Nor is it clear who picked the reviewers of the committee's report. What does come across is that the NAS-NRC was unmoved by those who urged it to limit industry influence. At the time the committee's membership was made public, some asked that Leeka Kheifets, a long-time associate of EPRI, the research arm of the electric utility industry, be removed from the panel. The NAS-NRC not only rejected this appeal but later sought advice from another EPRI staffer, Gabor Mezei. The other surprising choice for a reviewer is Teri Vierima of Resources Strategies Inc., a consulting firm that lists EPRI and a host of wireless companies as clients.

Rick Jostes, the NAS-NRC study director, no doubt played a key role in selecting both the workshop speakers and reviewers of the panel's report. Jostes, widely viewed as a skeptic of low-level RF biological effects, retired on December 31.

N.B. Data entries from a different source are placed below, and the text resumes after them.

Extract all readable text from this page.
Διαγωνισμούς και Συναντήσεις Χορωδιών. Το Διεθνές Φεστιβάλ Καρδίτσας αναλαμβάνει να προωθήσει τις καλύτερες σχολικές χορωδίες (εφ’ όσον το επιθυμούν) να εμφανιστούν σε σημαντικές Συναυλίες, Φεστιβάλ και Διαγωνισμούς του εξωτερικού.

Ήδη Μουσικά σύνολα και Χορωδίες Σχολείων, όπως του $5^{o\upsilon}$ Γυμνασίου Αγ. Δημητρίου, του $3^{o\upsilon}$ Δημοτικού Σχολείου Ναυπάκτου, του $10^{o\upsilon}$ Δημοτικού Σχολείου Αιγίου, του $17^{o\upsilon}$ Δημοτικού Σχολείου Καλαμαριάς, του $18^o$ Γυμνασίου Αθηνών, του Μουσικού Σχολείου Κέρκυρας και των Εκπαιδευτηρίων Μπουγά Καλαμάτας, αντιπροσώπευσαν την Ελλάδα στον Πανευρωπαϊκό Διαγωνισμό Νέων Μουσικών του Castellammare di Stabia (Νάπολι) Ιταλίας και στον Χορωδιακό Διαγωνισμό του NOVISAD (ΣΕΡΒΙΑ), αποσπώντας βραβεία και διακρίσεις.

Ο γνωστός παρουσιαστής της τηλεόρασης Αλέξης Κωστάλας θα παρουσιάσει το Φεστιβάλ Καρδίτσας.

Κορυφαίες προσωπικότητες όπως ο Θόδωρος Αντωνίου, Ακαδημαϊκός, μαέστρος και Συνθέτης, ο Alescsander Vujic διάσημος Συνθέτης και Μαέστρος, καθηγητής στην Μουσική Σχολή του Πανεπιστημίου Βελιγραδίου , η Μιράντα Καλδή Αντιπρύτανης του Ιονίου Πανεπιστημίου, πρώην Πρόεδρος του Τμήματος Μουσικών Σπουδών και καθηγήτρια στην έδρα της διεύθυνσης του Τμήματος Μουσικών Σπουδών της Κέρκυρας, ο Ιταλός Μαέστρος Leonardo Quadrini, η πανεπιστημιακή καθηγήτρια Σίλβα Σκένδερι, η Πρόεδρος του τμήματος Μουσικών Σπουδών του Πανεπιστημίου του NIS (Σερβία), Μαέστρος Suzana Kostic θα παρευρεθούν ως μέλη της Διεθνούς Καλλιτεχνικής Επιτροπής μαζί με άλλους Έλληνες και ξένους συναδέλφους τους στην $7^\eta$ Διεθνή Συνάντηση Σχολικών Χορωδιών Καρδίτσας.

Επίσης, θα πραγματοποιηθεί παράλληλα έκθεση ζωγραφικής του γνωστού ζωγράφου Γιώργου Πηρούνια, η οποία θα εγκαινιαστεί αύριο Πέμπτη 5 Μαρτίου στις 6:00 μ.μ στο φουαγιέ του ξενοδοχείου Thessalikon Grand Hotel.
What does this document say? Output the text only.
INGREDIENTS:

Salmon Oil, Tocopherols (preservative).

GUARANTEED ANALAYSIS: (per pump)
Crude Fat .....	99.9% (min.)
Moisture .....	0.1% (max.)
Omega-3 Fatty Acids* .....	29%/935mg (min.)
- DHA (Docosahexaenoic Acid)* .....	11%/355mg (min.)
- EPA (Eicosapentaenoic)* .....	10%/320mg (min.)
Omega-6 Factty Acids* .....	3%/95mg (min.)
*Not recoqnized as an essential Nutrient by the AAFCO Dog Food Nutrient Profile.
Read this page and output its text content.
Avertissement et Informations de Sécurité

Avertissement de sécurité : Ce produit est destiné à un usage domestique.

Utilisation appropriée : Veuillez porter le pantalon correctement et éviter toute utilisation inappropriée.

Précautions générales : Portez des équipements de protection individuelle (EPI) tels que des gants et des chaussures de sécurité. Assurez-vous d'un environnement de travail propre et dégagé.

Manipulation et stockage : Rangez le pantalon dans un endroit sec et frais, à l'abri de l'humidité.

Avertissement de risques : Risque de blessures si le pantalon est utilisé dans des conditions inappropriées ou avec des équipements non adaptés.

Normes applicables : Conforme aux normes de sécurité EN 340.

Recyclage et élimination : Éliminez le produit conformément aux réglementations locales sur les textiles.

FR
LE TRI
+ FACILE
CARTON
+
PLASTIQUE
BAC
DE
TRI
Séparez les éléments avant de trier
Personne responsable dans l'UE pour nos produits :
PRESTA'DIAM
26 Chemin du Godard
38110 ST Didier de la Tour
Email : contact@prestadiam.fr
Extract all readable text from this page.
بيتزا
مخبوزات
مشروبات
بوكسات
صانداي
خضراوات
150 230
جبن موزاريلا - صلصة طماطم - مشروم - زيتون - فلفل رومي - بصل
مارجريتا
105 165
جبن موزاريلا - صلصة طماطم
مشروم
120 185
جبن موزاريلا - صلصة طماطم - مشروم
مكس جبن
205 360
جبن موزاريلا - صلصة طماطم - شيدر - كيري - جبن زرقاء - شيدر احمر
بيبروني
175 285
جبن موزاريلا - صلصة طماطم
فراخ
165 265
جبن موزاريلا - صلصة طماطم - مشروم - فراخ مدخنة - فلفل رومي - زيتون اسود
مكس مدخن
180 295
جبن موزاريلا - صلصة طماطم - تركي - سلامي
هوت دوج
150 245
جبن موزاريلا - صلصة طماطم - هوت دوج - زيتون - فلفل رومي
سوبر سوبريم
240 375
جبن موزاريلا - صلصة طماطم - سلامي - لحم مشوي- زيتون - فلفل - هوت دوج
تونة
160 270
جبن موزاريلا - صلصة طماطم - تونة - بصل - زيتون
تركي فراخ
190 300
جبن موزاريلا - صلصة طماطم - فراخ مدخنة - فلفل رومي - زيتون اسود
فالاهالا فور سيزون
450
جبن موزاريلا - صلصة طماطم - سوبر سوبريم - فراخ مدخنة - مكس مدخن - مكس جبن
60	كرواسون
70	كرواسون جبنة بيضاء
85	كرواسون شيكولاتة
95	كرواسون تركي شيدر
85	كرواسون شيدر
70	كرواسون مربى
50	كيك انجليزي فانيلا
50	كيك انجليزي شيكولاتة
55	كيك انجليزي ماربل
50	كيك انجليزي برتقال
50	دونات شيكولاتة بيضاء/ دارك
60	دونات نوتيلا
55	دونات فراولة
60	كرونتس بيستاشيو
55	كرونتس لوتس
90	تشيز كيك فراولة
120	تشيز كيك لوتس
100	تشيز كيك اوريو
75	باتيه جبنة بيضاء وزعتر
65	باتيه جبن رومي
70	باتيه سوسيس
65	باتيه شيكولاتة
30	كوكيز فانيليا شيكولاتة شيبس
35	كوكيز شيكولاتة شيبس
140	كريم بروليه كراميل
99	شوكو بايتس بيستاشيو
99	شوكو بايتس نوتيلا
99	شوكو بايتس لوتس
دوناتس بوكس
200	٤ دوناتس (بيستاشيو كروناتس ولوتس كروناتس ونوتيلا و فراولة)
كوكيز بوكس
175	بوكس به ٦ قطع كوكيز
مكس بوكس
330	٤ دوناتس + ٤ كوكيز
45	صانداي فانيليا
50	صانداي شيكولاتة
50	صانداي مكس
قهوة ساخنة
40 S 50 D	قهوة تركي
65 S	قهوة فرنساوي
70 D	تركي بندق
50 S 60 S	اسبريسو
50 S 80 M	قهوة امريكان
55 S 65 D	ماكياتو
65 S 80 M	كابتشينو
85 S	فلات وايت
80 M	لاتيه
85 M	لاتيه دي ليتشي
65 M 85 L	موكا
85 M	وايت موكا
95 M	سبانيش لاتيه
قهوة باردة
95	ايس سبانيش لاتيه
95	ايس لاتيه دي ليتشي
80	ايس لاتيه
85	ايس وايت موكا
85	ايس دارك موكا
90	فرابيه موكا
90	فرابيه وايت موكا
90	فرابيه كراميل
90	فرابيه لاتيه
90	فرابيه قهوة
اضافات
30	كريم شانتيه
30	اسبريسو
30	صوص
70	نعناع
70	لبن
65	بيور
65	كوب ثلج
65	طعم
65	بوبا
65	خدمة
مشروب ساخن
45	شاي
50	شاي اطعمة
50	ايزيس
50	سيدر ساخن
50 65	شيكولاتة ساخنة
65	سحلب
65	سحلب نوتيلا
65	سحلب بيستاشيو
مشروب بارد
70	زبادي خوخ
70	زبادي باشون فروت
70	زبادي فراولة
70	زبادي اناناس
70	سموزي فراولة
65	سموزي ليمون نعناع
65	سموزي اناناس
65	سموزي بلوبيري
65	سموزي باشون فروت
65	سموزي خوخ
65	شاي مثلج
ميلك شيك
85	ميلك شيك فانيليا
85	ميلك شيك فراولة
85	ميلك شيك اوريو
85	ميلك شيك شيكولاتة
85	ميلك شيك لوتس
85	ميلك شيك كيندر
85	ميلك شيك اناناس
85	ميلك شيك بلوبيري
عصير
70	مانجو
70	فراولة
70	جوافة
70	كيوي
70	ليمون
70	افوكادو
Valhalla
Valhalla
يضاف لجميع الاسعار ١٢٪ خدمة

January 15... On Thursday, January 17, the U.S. National Academy of Sciences-National Research Council (NAS-NRC) will release its report on what types of research, if any, are needed to address potential health effects of radiation used for wireless communications. The report, which was requested by the FDA's Center for Devices and Radiological Health (CDRH), marks the closing chapter of the cooperative research agreement (or CRADA) between the CTIA, the trade association of the cell phone and wireless industries, and the CDRH. The CTIA sponsored the project. Frank Barnes of the University of Colorado, Boulder, chaired the NAS-NRC committee that wrote the report. Back in June, the Center for Science in the Public Interest criticized the makeup of the panel for being too heavily weighted with physicists and engineers at the expense of biologists and for having ties to industry. The NAS-NRC hosted a workshop last summer to review gaps in knowledge of RF biological effects (see our August 10 comment.)

January 9... It's a new year and maybe, just maybe, it signals a new outlook at Radiation Research, a journal with a reputation for publishing negative findings (see, for instance, "Radiation Research and The Cult of Negative Results.")

The journal's January issue features two reports that point to non-thermal effects of RF radiation. The first paper, from Israel's Tel Aviv University, shows that 800 MHz radiation at SARs of 2.9 W/Kg and 4.1 W/Kg can cause chromosomal aberrations in human blood lymphocytes following a 72-hour exposure. The second paper, from a group in Limoges, France, implicates 900 MHz RF radiation in apoptosis (cell death).

The Tel-Aviv group includes Rafi Korenstein, who has long been working on genotoxic effects of electromagnetic radiation. The Israelis advise that their new results "should be taken into consideration when assessing the health risk after continuous exposure to RF radiation at an SAR close to the current threshold set by ICNIRP."